About 40 cities and towns in California have now banned natural gas in new construction. Starting in June, any new buildings and homes in San Francisco must also all be electric. Gas appliances won’t be allowed.

“I completely disagree,” Sheppard said.

“I don’t have any concerns. I’ve always had a gas stove. I’m about to be 46.”

Experts say one way to help with indoor air pollution is to open your windows to let in the fresh air.

The EPA says if you’re cooking on a gas stove, make sure it’s properly installed and well-maintained. Experts say to use your vent hood.

“Use it when you’re cooking and get all the emissions from cooking on the gas stove directed outdoors,” VanHanken said.

“That helps clean up the inside air.”

VanHanken says make sure the ventilation is actually going outside and not just into your attic. The need for good ventilation is the one thing everyone seems to agree on.

“Proper ventilation is key,” Tripp says.

“What we’ve learned is it’s the act of cooking itself that relates more to indoor air quality, so certainly proper kitchen ventilation of reducing impacts of air quality while cooking.”

Sheppard says she uses her vent hood when she cooks.
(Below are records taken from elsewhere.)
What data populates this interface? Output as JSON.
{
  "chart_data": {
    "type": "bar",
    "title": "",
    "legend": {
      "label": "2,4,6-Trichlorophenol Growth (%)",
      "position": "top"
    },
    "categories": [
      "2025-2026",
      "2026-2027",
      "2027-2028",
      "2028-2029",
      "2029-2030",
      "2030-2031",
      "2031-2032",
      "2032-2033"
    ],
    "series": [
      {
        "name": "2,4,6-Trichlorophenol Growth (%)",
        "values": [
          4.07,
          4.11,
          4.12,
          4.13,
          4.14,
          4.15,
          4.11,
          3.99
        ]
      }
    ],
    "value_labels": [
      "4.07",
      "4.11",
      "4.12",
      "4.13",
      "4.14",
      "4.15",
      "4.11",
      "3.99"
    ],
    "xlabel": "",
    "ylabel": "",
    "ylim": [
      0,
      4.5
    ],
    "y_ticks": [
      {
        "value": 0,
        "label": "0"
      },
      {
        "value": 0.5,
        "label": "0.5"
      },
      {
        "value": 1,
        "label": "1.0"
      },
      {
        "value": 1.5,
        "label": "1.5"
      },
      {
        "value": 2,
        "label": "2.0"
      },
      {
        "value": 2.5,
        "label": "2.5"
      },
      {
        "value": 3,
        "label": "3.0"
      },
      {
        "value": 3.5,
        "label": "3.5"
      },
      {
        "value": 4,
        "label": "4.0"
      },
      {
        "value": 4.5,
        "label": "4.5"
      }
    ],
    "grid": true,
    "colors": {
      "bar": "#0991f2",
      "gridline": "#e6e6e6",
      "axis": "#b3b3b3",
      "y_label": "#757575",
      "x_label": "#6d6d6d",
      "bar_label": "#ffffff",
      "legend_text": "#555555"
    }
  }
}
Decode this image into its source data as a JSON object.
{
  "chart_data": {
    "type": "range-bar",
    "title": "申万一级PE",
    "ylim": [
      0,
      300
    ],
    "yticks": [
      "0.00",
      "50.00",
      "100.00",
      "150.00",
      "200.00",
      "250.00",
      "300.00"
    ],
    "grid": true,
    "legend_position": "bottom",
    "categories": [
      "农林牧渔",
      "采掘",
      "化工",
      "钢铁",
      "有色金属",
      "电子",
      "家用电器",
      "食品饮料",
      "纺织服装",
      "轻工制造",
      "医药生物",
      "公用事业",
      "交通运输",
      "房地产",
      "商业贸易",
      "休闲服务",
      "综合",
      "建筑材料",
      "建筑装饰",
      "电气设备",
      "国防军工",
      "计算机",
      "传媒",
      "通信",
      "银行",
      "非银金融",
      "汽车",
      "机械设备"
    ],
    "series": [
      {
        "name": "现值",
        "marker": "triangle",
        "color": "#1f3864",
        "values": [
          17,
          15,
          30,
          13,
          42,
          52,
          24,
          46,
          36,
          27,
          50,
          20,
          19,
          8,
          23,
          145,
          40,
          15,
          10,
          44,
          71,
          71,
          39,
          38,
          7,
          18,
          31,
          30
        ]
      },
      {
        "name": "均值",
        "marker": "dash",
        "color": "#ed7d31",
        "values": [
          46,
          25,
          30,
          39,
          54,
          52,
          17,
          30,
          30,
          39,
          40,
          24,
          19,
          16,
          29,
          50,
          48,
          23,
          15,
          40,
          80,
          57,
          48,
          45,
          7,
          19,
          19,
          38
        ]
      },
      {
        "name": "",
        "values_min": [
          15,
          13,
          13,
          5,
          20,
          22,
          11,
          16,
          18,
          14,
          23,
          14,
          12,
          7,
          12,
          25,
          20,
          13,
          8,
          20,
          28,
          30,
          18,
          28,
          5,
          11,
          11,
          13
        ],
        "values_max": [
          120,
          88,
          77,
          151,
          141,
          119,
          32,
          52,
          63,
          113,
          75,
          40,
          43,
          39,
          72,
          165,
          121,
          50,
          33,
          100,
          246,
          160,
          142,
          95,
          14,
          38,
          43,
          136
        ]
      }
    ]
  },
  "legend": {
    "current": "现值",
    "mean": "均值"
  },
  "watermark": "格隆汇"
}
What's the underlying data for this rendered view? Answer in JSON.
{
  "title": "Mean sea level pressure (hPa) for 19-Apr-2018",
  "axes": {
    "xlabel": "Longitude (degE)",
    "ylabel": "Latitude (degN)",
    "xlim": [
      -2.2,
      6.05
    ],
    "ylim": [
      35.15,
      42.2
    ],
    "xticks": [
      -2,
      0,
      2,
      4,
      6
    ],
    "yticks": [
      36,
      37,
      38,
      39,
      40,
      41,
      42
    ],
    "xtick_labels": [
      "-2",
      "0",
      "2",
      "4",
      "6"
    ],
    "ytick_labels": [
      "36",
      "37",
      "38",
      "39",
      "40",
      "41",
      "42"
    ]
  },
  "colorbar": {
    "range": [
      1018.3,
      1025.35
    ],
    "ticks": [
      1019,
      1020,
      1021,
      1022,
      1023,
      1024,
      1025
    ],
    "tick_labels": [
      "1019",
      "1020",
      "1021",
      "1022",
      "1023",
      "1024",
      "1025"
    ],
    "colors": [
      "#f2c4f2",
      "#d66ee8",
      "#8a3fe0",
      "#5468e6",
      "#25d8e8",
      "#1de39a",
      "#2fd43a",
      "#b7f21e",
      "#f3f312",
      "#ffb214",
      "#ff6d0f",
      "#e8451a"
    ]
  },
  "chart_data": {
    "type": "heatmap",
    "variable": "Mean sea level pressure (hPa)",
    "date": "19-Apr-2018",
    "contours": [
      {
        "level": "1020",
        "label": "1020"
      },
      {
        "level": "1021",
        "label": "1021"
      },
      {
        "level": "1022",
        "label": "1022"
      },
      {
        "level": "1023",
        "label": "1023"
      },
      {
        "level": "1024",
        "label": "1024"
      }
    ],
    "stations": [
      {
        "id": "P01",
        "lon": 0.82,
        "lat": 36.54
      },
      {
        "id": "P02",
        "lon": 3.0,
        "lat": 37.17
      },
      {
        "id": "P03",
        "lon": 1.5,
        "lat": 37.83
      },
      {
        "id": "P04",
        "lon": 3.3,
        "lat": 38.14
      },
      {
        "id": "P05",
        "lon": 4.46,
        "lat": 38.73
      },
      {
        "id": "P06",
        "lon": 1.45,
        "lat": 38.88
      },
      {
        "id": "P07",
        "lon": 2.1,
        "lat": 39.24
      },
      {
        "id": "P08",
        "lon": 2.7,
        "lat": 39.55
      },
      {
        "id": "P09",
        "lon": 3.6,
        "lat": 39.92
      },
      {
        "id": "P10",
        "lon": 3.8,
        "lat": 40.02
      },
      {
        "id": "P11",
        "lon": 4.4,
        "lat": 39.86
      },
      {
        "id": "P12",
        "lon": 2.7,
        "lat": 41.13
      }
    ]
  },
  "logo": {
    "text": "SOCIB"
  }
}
In fact, with her newer model, the vent hood comes on automatically when she uses her gas stove.

VanHanken says it’s just about providing information and then letting people decide for themselves.

“I’d say you have a choice. if you know the info and you know the risks then the choice is yours if you want to add that level of protection to your family,” VanHanken said.

The U.S. Consumer Product Safety Commission (CPSC) recommends that every home have carbon monoxide (CO) alarms on each level outside each sleeping area.

In addition, CPSC urges consumers to have an annual professional inspection of all fuel-burning appliances -- including furnaces, stoves, fireplaces, clothes dryers, water heaters, and space heaters -- to detect deadly carbon monoxide leaks.